Dog Days review by Mark McPherson - Cinema Paradiso
Every now and then, a doggy movie will manage to escape from its direct-to-video pen and find its way into the cinema. There’s usually a hook that allowed it to escape from the bin of endless Air Dog sequels and Snow Buddies spin-offs. There was a slew of Terrence Malick style dog movies of A Dog’s Purpose where a dog narrate’s perceptions on human life throughout the ages via reincarnation. Dog Days is not as ambitious, but for being little more than an anthology film with linking tales of dogs, it manages to at least be a bit divergence.
I say a bit because the stories themselves are not so much rousing as they are bearable.
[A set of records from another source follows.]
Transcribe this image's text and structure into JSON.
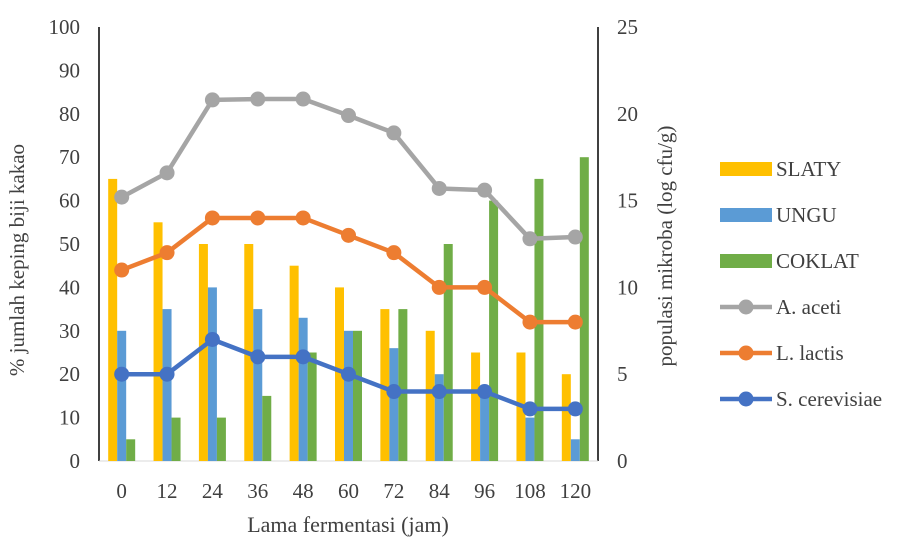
{
  "chart_data": {
    "type": "bar",
    "xlabel": "Lama fermentasi (jam)",
    "ylabel": "% jumlah keping biji kakao",
    "y2label": "populasi mikroba (log cfu/g)",
    "categories": [
      "0",
      "12",
      "24",
      "36",
      "48",
      "60",
      "72",
      "84",
      "96",
      "108",
      "120"
    ],
    "ylim": [
      0,
      100
    ],
    "y2lim": [
      0,
      25
    ],
    "yticks": [
      "0",
      "10",
      "20",
      "30",
      "40",
      "50",
      "60",
      "70",
      "80",
      "90",
      "100"
    ],
    "y2ticks": [
      "0",
      "5",
      "10",
      "15",
      "20",
      "25"
    ],
    "grid": false,
    "legend_position": "right",
    "bar_series": [
      {
        "name": "SLATY",
        "color": "#FFC000",
        "values": [
          65,
          55,
          50,
          50,
          45,
          40,
          35,
          30,
          25,
          25,
          20
        ]
      },
      {
        "name": "UNGU",
        "color": "#5B9BD5",
        "values": [
          30,
          35,
          40,
          35,
          33,
          30,
          26,
          20,
          15,
          10,
          5
        ]
      },
      {
        "name": "COKLAT",
        "color": "#70AD47",
        "values": [
          5,
          10,
          10,
          15,
          25,
          30,
          35,
          50,
          60,
          65,
          70
        ]
      }
    ],
    "line_series": [
      {
        "name": "A. aceti",
        "color": "#A5A5A5",
        "axis": "right",
        "values": [
          15.2,
          16.6,
          20.8,
          20.85,
          20.85,
          19.9,
          18.9,
          15.7,
          15.6,
          12.8,
          12.9
        ]
      },
      {
        "name": "L. lactis",
        "color": "#ED7D31",
        "axis": "right",
        "values": [
          11,
          12,
          14,
          14,
          14,
          13,
          12,
          10,
          10,
          8,
          8
        ]
      },
      {
        "name": "S. cerevisiae",
        "color": "#4472C4",
        "axis": "right",
        "values": [
          5,
          5,
          7,
          6,
          6,
          5,
          4,
          4,
          4,
          3,
          3
        ]
      }
    ]
  }
}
Five different rom-com arcs are given focus of in sunny Los Angeles. Elizabeth (Nina Dobrev) is a newscaster who screws up an interview and has to deal with a contracted co-host. Tara (Vanessa Hudgens) works at a coffee shop and spends her days talking to her dog and getting friendly with the dog’s vet. The vet, however, has a friend who runs an animal shelter that is really interested in Tara. Meanwhile, the couple of Grace and Kurt have adopted a daughter. A teen takes care of a dog and a widower loses his own dog. And so on and so on.
The many stories are a severely mixed bag of mildly amusing nuggets of human warmth to bland melodrama samplings. There’s a fine cast of comedic talents assembled here, but it’s sad to report they only function about as it expected for their casting in such a timid Altman-esque picture. Thomas Lennon does his usual awkward stammering he does so well, but he’s placed in a role that’s built for him to just casually stroll through. Similarly, Rob Corddry merely meanders as a shell of his former comedic self, taking care never to allow the humor to go too far. Vanessa Hudgens does decently enough to bring some dignity to a role in a film where she is crowded out by bland characters and the occasional dog.
And now we come to the great division of this film: the dogs. With a title such as Dog Days with dogs proudly boasted on the poster, one may think the film is going to feature lots of cute doggy scenes and reaction shots. Depending on who you are, there is good and bad news on this front. It’s good news that the film doesn’t go nuts with the dogs and gives a bit more character to the humans; not enough for Altman drama, but superior to trashy dog movies clearly intended more for kids to get their doggy fix. It’s bad news for those families who are hoping more for cute doggies, sure to spawn a series of one-star reviews from angry moms or bitter kids.
Dog Days, from this angle, seems like a victim of the Goldilocks Zone: Not too heavy on the dog simplicities, not very interesting as a more human drama anthology. Only when one can divorce themselves from the frankly goofy appeal of dog-movie seekers does the film even come off as mildly appealing. But for existing within a subgenre that is not exactly going to appeal to anyone who isn’t willing to vacantly stare at dogs on screen, why this film didn’t feel the need to throw in a talking dog is beyond me.